Dans un communiqué commun, France assureurs, la Mutualité Française et le CTIP indiquent que les Ocam « vont devoir assumer au moins 1,5 Md€ de dépenses supplémentaires pour maintenir et renforcer l’accès aux soins des Français », rappelant que « les évolutions tarifaires sont décidées avec discernement, acteur par acteur » Invité de l’émission Dimanche politique sur France 3, le ministre de la Santé, Aurélien Rousseau, a réagi le 3 décembre aux chiffres qui circulent depuis la rentrée à propos des revalorisations tarifaires des contrats santé et qui varient de +8 à +12%, affirmant que « de telles augmentations n’étaient pas tenables » et que, au regard de l’inflation et du niveau de transfert de charges, « des hausses de 4 % à 5 % seraient plus logiques ». Le ministre a annoncé une prochaine rencontre avec les représentants des Ocam, sans plus de précisions à ce stade.
Parmi les mesures de rééquilibrage, la loi prévoit de renforcer les contrôles sur les prescriptions des arrêts de travail – afin de réduire les dépenses d’indemnités journalières (IJ) – et d’encadrer les pratiques de téléconsultations.
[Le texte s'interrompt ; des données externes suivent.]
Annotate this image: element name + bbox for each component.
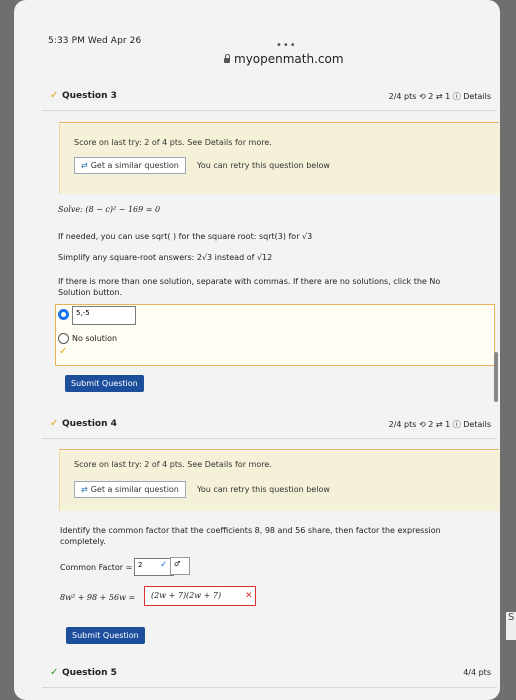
correct-check-icon: ✓ bbox=[50, 667, 59, 678]
common-factor-input[interactable]: 2 bbox=[134, 558, 174, 576]
answer-input[interactable]: 5,-5 bbox=[72, 306, 136, 325]
question-4-title: Question 4 bbox=[62, 419, 117, 429]
factor-prompt-2: completely. bbox=[60, 537, 106, 546]
hint-multiple: If there is more than one solution, sepa… bbox=[58, 277, 441, 286]
question-3-header: ✓ Question 3 2/4 pts ⟲ 2 ⇄ 1 ⓘ Details bbox=[42, 86, 497, 111]
hint-multiple-2: Solution button. bbox=[58, 288, 123, 297]
question-3-title: Question 3 bbox=[62, 91, 117, 101]
factor-prompt: Identify the common factor that the coef… bbox=[60, 526, 441, 535]
expression-left: 8w² + 98 + 56w = bbox=[60, 593, 136, 602]
divider bbox=[59, 449, 499, 450]
browser-screen: 5:33 PM Wed Apr 26 ••• myopenmath.com ✓ … bbox=[14, 0, 500, 700]
refresh-icon: ⇄ bbox=[81, 161, 88, 170]
url-bar[interactable]: myopenmath.com bbox=[224, 52, 344, 66]
retry-text: You can retry this question below bbox=[197, 485, 330, 494]
check-icon: ✓ bbox=[160, 560, 168, 570]
side-panel-tab[interactable]: S bbox=[506, 612, 516, 640]
preview-icon[interactable]: ♂ bbox=[170, 557, 190, 575]
question-5-header: ✓ Question 5 4/4 pts bbox=[42, 663, 497, 688]
lock-icon bbox=[224, 54, 230, 63]
url-text: myopenmath.com bbox=[234, 52, 344, 66]
more-dots-icon[interactable]: ••• bbox=[276, 40, 297, 51]
refresh-icon: ⇄ bbox=[81, 485, 88, 494]
partial-check-icon: ✓ bbox=[59, 346, 68, 357]
expression-answer-box[interactable]: (2w + 7)(2w + 7) bbox=[144, 586, 256, 606]
score-notice: Score on last try: 2 of 4 pts. See Detai… bbox=[59, 451, 500, 511]
no-solution-radio[interactable] bbox=[58, 333, 69, 344]
question-3-meta[interactable]: 2/4 pts ⟲ 2 ⇄ 1 ⓘ Details bbox=[389, 91, 491, 102]
submit-button[interactable]: Submit Question bbox=[65, 375, 144, 392]
wrong-x-icon: ✕ bbox=[245, 591, 253, 601]
answer-radio[interactable] bbox=[58, 309, 69, 320]
expression-answer: (2w + 7)(2w + 7) bbox=[151, 591, 222, 600]
no-solution-label: No solution bbox=[72, 334, 118, 343]
score-text: Score on last try: 2 of 4 pts. See Detai… bbox=[74, 138, 272, 147]
question-5-meta[interactable]: 4/4 pts bbox=[463, 668, 491, 677]
partial-check-icon: ✓ bbox=[50, 90, 59, 101]
question-4-header: ✓ Question 4 2/4 pts ⟲ 2 ⇄ 1 ⓘ Details bbox=[42, 414, 497, 439]
scrollbar[interactable] bbox=[494, 352, 498, 402]
solve-equation: Solve: (8 − c)² − 169 = 0 bbox=[58, 205, 161, 214]
hint-sqrt: If needed, you can use sqrt( ) for the s… bbox=[58, 232, 313, 241]
hint-simplify: Simplify any square-root answers: 2√3 in… bbox=[58, 253, 273, 262]
score-notice: Score on last try: 2 of 4 pts. See Detai… bbox=[59, 124, 500, 194]
retry-text: You can retry this question below bbox=[197, 161, 330, 170]
status-time: 5:33 PM Wed Apr 26 bbox=[48, 36, 142, 46]
question-4-meta[interactable]: 2/4 pts ⟲ 2 ⇄ 1 ⓘ Details bbox=[389, 419, 491, 430]
question-5-title: Question 5 bbox=[62, 668, 117, 678]
partial-check-icon: ✓ bbox=[50, 418, 59, 429]
score-text: Score on last try: 2 of 4 pts. See Detai… bbox=[74, 460, 272, 469]
similar-question-button[interactable]: ⇄ Get a similar question bbox=[74, 481, 186, 498]
similar-question-button[interactable]: ⇄ Get a similar question bbox=[74, 157, 186, 174]
common-factor-label: Common Factor = bbox=[60, 563, 133, 572]
submit-button[interactable]: Submit Question bbox=[66, 627, 145, 644]
divider bbox=[59, 122, 499, 123]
Un délit spécifique de facilitation de la fraude sociale est aussi créé.
Les autres branches de la sécu
La branche accidents du travail et maladies professionnelles (16 Md€ de dépenses) : avec un excédent record de 1,9 Md€ en 2023, puis des excédents annuels compris entre 0,8 et 1,2 Md€ entre 2024 et 2027, la branche AT-MP confirme sa bonne situation financière malgré une baisse des taux de cotisations prévue en 2024 puis en 2026 afin de compenser une hausse symétrique des taux sur la branche vieillesse.
La branche vieillesse (293,7 Md€ pour la branche) : la réforme des retraites permet de réduire d’un tiers le déficit de la branche d’ici 2027 mais le vieillissement démographique et les difficultés financières du régime des fonctionnaires territoriaux et hospitaliers, notamment, vont inverser la trajectoire financière dès 2024 pour atteindre un déficit de 11,2 Md€ d’ici 2027.
La branche famille (58 Md€) : son solde est excédentaire, mais il est en contraction depuis 2021, et le budget n’intègre aucune mesure structurelle.
La branche autonomie (40 Md€) : l’excédent de 1,3 Md€ prévu en 2024 devrait rapidement s’éroder au regard des mesures prises pour renforcer l’accompagnement à domicile et dans les établissements. Alors que le projet de loi « bien vieillir » revient à l’Assemblée, c’est l’occasion pour les assureurs de revenir sur le projet d’une couverture dépendance incluse dans les contrats santé, portée par leurs fédérations.